“Hay que empoderate,
pero sin perder la ternura jamás”.
Circula pelas redes sociais a adaptação, melhorada e atualizada, da frase provavelmente criada para humanizar a revolução cubana. Não se conhece a autoria, a exemplo da original, mas é obviamente uma produção patriarcal a referência a uma aspiração que mobiliza o público feminino no mundo inteiro, especialmente no momento em que se comemora o Dia Internacional da Mulher.
Descontado qualquer objetivo subalterno que nele possa estar eventualmente embutido, o raciocínio destaca, porém, uma virtude feminina que nem a neurociência – talvez apenas a filosofia – consegue explicar: a capacidade de processar com simultaneidade razão e emoção em cada atitude. Passa talvez por aí a razão do sucesso feminino, evidente não apenas em minhas áreas de atuação profissional, em Rondônia e no Distrito federal, ou no exercício da função representativa no Conselho Federal da OAB, mas em todo o país.
Seu desempenho chega a atemorizar alguns setores masculinos mais despreparados para esta realidade. A ponto de associarem o sucesso feminino ao espírito de Lilith – personagem mitológica dos evangelhos apócrifos. Uma mulher consciente da própria condição humana, que não se submeteu à dominação masculina e acabou por isso expulsa do Éden.
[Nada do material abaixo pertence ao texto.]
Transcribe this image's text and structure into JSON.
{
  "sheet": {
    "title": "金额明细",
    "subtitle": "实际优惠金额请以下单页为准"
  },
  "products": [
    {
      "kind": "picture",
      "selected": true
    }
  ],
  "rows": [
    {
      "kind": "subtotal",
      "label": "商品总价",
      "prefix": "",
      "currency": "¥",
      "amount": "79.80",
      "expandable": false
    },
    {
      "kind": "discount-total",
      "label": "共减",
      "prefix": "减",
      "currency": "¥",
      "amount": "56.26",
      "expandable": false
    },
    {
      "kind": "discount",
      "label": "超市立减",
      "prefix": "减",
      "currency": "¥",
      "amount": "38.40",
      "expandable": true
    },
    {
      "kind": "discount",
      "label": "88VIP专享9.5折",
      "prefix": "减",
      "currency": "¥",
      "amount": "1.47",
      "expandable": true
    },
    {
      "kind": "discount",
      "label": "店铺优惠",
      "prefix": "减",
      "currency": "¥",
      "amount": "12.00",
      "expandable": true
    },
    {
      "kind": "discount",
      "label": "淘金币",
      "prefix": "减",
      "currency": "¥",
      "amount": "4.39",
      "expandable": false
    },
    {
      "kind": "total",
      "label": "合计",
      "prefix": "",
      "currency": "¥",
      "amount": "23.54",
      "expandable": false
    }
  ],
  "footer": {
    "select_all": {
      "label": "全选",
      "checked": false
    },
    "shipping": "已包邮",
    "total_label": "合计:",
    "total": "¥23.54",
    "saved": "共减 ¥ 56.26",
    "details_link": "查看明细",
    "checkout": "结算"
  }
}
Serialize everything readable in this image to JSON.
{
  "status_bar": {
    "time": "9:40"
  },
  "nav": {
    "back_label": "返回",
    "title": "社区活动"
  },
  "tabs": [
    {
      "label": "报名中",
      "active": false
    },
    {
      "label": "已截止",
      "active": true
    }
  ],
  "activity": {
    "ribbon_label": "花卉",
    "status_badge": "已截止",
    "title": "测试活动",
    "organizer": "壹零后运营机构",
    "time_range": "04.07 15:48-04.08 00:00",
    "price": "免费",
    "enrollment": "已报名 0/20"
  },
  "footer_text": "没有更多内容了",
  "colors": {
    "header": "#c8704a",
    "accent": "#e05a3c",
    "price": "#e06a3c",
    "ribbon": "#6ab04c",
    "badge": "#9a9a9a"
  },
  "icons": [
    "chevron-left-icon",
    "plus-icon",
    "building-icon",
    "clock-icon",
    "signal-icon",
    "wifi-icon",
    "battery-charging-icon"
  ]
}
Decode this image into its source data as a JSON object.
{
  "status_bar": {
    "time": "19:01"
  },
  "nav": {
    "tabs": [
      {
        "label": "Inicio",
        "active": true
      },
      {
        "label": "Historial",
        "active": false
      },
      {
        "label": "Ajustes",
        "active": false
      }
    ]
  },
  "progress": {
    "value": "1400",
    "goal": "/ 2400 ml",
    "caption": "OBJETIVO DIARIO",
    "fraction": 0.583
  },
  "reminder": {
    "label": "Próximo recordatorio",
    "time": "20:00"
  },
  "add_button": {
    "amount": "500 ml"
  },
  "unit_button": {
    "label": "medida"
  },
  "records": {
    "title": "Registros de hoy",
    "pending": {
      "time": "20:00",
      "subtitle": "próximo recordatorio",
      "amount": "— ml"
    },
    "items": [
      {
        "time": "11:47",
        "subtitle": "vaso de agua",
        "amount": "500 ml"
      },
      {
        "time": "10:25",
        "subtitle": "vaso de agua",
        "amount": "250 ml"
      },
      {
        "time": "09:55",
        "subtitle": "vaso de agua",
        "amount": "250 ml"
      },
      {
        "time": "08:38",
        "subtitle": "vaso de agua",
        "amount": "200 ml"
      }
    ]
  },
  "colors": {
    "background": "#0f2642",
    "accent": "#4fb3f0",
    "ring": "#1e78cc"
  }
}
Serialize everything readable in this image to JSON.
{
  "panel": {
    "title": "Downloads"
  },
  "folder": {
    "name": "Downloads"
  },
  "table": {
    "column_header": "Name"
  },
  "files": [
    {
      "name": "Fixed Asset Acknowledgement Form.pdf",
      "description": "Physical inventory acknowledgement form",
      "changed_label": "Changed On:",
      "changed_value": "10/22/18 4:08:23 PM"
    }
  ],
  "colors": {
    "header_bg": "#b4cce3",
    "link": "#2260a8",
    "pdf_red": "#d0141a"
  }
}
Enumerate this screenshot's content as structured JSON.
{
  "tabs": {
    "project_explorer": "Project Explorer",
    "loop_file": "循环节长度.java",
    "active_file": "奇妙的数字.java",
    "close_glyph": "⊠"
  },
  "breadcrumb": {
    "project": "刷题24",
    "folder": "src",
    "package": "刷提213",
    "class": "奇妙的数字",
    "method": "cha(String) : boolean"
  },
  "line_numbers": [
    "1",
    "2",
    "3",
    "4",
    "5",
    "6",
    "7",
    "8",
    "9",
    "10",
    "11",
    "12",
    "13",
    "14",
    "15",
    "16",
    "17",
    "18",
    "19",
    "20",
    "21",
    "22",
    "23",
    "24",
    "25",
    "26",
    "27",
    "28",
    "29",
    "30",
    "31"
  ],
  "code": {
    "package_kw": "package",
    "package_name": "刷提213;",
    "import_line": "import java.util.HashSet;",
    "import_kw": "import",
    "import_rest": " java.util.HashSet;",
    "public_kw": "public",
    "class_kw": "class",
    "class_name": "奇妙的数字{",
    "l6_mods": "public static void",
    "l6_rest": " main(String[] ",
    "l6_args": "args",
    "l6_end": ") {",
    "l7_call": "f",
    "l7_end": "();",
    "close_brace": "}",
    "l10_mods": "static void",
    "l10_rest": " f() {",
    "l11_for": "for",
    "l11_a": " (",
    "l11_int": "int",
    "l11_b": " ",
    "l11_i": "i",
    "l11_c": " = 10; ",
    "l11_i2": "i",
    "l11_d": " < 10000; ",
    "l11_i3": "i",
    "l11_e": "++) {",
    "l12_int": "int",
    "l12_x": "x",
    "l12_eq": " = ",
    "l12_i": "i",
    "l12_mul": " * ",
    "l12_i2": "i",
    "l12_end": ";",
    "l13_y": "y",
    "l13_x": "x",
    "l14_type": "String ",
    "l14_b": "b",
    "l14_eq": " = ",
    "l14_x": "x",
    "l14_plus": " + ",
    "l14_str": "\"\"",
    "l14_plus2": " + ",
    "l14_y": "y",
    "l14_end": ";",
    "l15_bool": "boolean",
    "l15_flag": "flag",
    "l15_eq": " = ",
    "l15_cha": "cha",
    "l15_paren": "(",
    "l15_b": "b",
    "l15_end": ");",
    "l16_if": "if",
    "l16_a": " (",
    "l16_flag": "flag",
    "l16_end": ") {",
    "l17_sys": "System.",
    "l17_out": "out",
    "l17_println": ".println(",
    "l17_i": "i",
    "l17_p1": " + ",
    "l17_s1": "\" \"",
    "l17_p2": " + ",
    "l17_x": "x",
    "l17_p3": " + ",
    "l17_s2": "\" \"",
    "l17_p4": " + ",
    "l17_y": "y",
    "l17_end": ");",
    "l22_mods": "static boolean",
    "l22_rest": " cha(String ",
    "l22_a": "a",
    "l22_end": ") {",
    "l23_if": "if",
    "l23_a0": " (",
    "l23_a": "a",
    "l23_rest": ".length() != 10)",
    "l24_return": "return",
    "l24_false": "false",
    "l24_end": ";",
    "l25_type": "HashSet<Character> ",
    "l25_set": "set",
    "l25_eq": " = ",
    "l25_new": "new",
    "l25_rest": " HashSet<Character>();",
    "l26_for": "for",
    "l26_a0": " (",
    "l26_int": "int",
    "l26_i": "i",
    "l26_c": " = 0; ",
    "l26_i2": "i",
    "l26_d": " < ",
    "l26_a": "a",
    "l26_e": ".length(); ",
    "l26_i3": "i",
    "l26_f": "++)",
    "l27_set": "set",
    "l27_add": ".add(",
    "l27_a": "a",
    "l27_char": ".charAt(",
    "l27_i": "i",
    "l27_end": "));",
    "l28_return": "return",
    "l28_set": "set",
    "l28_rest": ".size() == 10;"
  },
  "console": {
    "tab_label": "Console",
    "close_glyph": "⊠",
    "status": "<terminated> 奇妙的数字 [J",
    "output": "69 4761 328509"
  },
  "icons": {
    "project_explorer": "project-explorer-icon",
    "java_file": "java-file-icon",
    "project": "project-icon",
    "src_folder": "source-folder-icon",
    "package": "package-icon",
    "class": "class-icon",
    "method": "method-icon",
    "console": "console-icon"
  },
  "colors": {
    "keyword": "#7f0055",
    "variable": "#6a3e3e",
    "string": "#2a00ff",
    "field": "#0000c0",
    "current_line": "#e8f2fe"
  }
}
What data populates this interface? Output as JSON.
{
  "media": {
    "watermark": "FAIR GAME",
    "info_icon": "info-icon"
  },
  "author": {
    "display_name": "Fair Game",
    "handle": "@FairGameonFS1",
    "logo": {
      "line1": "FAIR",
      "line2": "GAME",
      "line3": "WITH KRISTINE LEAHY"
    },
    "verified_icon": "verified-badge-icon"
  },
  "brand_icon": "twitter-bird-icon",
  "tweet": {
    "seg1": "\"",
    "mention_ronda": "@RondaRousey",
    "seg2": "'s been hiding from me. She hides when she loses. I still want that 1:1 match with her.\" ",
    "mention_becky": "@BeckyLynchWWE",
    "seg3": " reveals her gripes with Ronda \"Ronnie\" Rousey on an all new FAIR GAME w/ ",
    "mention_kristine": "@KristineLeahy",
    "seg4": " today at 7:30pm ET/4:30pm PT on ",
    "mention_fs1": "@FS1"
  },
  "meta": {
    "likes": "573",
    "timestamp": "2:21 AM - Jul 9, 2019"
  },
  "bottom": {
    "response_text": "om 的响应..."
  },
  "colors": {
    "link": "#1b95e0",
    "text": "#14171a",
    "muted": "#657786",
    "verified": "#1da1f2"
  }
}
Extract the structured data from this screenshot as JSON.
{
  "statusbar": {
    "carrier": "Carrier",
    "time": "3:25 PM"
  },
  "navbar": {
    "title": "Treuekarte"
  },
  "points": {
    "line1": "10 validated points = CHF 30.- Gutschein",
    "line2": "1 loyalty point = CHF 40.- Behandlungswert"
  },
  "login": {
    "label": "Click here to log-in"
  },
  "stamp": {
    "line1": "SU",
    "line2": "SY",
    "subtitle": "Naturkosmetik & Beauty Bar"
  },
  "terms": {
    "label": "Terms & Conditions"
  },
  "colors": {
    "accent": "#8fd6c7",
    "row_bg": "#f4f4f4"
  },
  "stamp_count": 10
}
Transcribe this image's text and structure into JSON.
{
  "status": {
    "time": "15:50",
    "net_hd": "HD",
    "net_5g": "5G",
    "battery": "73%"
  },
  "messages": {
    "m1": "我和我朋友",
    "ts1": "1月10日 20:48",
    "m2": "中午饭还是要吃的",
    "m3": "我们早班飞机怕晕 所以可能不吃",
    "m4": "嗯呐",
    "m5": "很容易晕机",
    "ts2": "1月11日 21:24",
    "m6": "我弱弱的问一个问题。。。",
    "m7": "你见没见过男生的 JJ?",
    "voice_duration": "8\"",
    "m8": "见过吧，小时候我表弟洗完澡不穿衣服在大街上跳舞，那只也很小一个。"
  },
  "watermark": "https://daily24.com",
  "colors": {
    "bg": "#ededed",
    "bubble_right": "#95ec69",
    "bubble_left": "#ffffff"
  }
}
Um mito que a impiedosa punibilidade patriarcal dos autores bíblicos desdenhou e apagou, por fim, dos textos sagrados de Gênesis à conta de sua coragem de declarar insubmissão à ditadura masculina, criada ao mesmo tempo e do mesmo barro de Adão para ser companheira – não escrava ou posse. Conta o mito, surgido na Babilônia, que Deus criou primeiro Adão e Lilith do pó da terra. Assim, a primeira mulher não teria sido então a Eva bíblica.
Pois acredito que cada alma feminina carrega em si um pouco de Lilith e da Virgem Maria, pelo poder de executar a parte que lhe cabe, não por reverência, deferência ou histórica subordinação, mas por amor e dedicação incomensuráveis. Qualificativos que, aliados à enorme sensibilidade, a tornam capaz de processar razão e paixão a um só tempo, em uma só atitude. Vai daí que o que se convencionou chamar de empoderamento feminino – “empowerment” – transformou-se em indissociável conceito fundamental para entender as aspirações desse movimento social.
Mas é preciso esclarecer que, o termo acabou perdendo sentido por uma verdadeira apropriação indébita da magnitude do propósito original, romântico, a ponto de comprometer sua endoculturação. Senão pelo radicalismo oportunista de alguns setores, o que a humanidade deve ao espírito feminino não é poder de exclusão ou domínio. A mulher busca reconhecimento, respeito à sua dignidade e seu talento, de seu valor humano e de sua infinita aptidão na produção de carinho, amor e afeição.
“Gosto das pessoas sentipensantes, que não separam a razão do coração.
Que sentem e pensam ao mesmo tempo. Sem divorciar a cabeça do corpo, nem a emoção da razão” – Observa Eduardo Hughes Galeano. Tive a felicidade de conviver com isso por toda a minha vida, na companhia de minha mãe, Lurdinha Cavalcante, e minha saudosa avó, Inácia. Duas personalidades excepcionalmente fortes e, no entanto, capazes de aplicar dosagens perfeitamente equilibradas de racionalidade e amor a cada manifestação, em cada escolha, cada decisão, em cada gesto, afinal.
Estou certo de ser esta uma virtude comum a cada mulher, cada mãe. E isso explica também parte do sucesso da mulher advogada, que incorpora ainda, é claro, determinação, dedicação e muito trabalho em sua jornada. Felizes de nós que com elas podemos contar no novo tempo que se avizinha, “Pra que nossa esperança / Seja sempre um caminho / Que se deixa de herança”, como orienta Ivan Lins na canção “Novo Tempo”, de 2014.